Further, the authors dug through the literature and reevaluated the published associations between milk intake and T2D risk and found that the protective association can be found clearly when meta-analyzing only the East Asian studies and the association becomes inverse (but with modest effect size) when meta-analyzing the European studies.
Then, the authors performed a comprehensive analysis of the gut microbiome and blood metabolites in a subset of participants and found that certain microbial species like bifidobacterium and metabolite signature (e.g. high tryptophan and low bile acids) were enriched in lactase non-persistent individuals who consumed milk and associated with reduced T2D risk.
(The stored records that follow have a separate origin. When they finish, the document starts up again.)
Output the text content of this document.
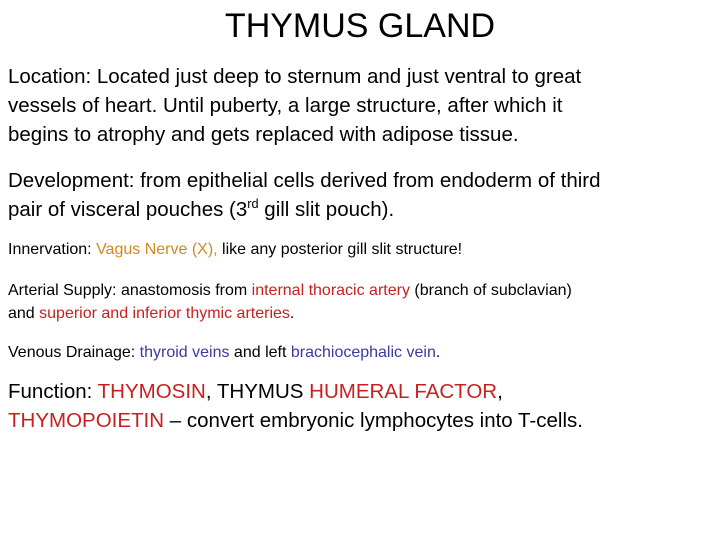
THYMUS GLAND

Location: Located just deep to sternum and just ventral to great
vessels of heart. Until puberty, a large structure, after which it
begins to atrophy and gets replaced with adipose tissue.

Development: from epithelial cells derived from endoderm of third
pair of visceral pouches (3rd gill slit pouch).

Innervation: Vagus Nerve (X), like any posterior gill slit structure!

Arterial Supply: anastomosis from internal thoracic artery (branch of subclavian)
and superior and inferior thymic arteries.

Venous Drainage: thyroid veins and left brachiocephalic vein.

Function: THYMOSIN, THYMUS HUMERAL FACTOR,
THYMOPOIETIN – convert embryonic lymphocytes into T-cells.
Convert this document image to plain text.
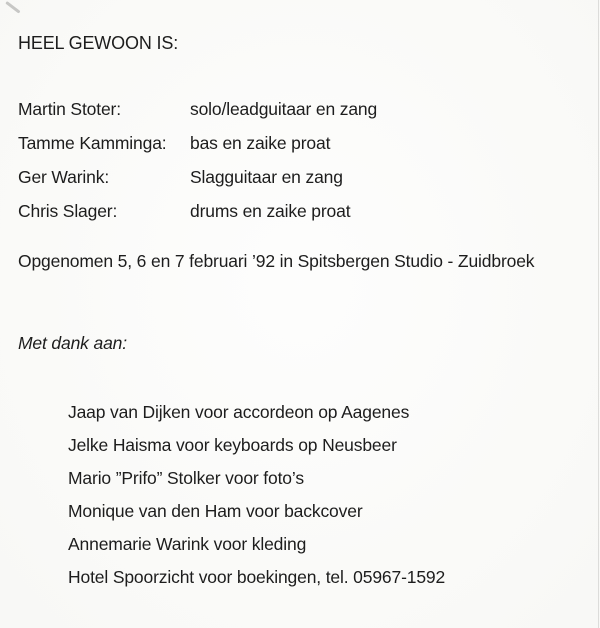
HEEL GEWOON IS:
Martin Stoter:	solo/leadguitaar en zang
Tamme Kamminga:	bas en zaike proat
Ger Warink:	Slagguitaar en zang
Chris Slager:	drums en zaike proat

Opgenomen 5, 6 en 7 februari ’92 in Spitsbergen Studio - Zuidbroek

Met dank aan:

Jaap van Dijken voor accordeon op Aagenes
Jelke Haisma voor keyboards op Neusbeer
Mario ”Prifo” Stolker voor foto’s
Monique van den Ham voor backcover
Annemarie Warink voor kleding
Hotel Spoorzicht voor boekingen, tel. 05967-1592
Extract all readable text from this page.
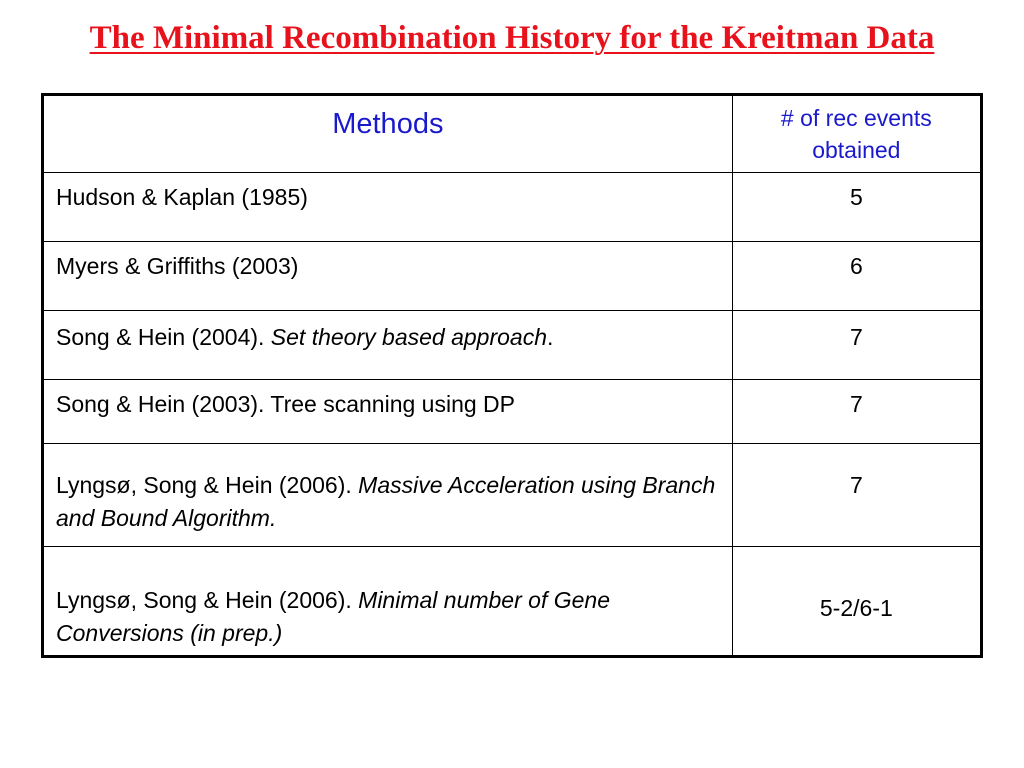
The Minimal Recombination History for the Kreitman Data
Methods	# of rec events
obtained

Hudson & Kaplan (1985)	5
Myers & Griffiths (2003)	6
Song & Hein (2004). Set theory based approach.	7
Song & Hein (2003). Tree scanning using DP	7
Lyngsø, Song & Hein (2006). Massive Acceleration using Branch and Bound Algorithm.	7
Lyngsø, Song & Hein (2006). Minimal number of Gene Conversions (in prep.)	5-2/6-1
The authors argue that the lactose in the milk consumed by lactase-deficient individuals is available for the gut microbiome which increases certain bacterial species like bifidobacterium (which are used in probiotics) and the metabolism of lactose by these bacteria increases certain good metabolites and decreases certain bad metabolites in the blood, which ultimately influence the T2D risk favourably.
The study overall is very comprehensive with multiple lines of investigations to exclude confounding effects. But still, we should probably wait to see if this sensational story survives the test of time. Meanwhile, let’s enjoy this beautiful piece of research.
Refer to the original article and the accompanying News & Views by Littleton & Grant for further reading.
Umm... The obvious hypothesis here is that shitting your brains out (along with the other symptoms like nausea, fullness, etc) causes malabsorption and reduced "effective" calorie absorption, along with reduced *actual* calorie intake due to chronic nausea and thus decreased risk of DM2.
This is stupid. It's like saying cancer reduces or improves glycemic control in diabetics on a population level. Well, of course it does, but it also tends to kill you.
Useful, but for the fact that it makes those low in lactase shit themselves, no?
Perhaps that's the price we have to pay to avoid type 2 diabetes?